The Keystone Pipeline is in the news again, as the oil industry and its allies in Congress take another shot at snaking dirty tar sands crude across the High Plains and deep into the heart of Texas. The pipeline may end in Texas, but the oil industry’s greasy fingerprints have a way of getting all over everything, from DC budget battles to California Climate policy.
Hey Texas, Don’t mess with California!
Last year it was the Texas oil companies and the Koch brothers trying to suspend California’s climate policy, and this week the oil industry is trying to weaken a an innovative state policy designed to reduce pollution from transportation fuel. Called the Low Carbon Fuel Standard, the California policy simply holds all fuel providers accountable for the pollution caused by producing and using their fuels, and commits the state to scaling this pollution back by 10% by 2020.
For the last several years, I have been proud to join a large team of experts helping California get the complex accounting behind this policy right. One important focus has been the indirect land use emissions caused by expanding production of biofuels, a topic of worldwide concern that a long and distinguished list of scientists and economists have weighed in on in California, in DC, and recently in the European Union (EU). But biofuels emissions are just part of the story, and by far the largest culprit for vehicle emissions is the oil that makes up the vast majority of our transportation fuel.
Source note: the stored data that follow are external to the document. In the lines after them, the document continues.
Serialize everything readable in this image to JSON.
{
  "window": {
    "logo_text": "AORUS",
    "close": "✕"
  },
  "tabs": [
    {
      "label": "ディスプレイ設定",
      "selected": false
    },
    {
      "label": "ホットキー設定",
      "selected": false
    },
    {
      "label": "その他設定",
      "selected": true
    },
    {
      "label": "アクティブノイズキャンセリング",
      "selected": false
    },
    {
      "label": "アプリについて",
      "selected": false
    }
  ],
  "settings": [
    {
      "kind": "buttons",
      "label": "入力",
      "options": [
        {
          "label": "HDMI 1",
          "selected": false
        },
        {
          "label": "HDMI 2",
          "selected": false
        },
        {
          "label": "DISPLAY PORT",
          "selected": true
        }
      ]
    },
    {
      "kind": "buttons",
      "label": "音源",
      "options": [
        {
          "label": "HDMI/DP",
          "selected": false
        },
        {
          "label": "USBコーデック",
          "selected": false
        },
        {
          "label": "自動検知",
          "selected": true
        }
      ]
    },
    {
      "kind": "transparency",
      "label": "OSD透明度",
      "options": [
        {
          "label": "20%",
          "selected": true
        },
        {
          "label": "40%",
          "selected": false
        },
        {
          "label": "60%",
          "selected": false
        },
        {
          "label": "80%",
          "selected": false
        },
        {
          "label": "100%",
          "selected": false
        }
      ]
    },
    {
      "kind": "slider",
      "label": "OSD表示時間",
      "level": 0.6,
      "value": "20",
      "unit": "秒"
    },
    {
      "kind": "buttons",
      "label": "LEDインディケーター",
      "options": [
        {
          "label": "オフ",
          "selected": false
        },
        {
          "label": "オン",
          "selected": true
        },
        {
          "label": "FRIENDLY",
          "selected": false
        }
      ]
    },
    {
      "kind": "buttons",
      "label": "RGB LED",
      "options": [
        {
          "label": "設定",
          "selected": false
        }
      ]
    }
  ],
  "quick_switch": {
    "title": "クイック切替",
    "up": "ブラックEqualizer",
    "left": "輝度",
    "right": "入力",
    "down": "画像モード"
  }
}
Important decision expected this week
This Friday, December 16, the California Air Resources Board will confront this challenge as they make some important decisions about the future of the Low Carbon Fuel Standard. In addition to reaffirming the policy, they have proposed strengthening it by making oil companies accountable for the full upstream emissions of the different crude oils they bring into the California market, making sure, for example, that tar sands oil doesn’t get a free ride.
Of course the oil industry has its own ideas about how we should – or shouldn’t – account for pollution from fuels, and is greasing the skids with a lobbying campaign that has already added up to more than $5 million in spending this year. Seems to me a lump of coal is the official Christmas gift of the fossil fuel folks. Some people have no respect for tradition.
The wide world of fuels policy
This success of this state’s policy has implications that go far beyond California’s borders. We have always counted on California to lead the way on transportation policy for other U.S. states, but the way California approaches their policy also has implications for the EU. Just two weeks ago, the Chairman of the Air Resources Board sent a letter to the EU, to correct some misinformation on California’s approach to dirty fuels like tar sands.
Cleaning up our dirty transportation fuels is an important part of the global challenge of addressing our changing climate. It will take smart and committed leadership and a public that demands something better than oil to clean up the mess created by the fossil fuel industries.
This is an important week for clean fuels, in California and around the world, and I hope you will join me in keeping an eye on the issue, and holding our leaders accountable.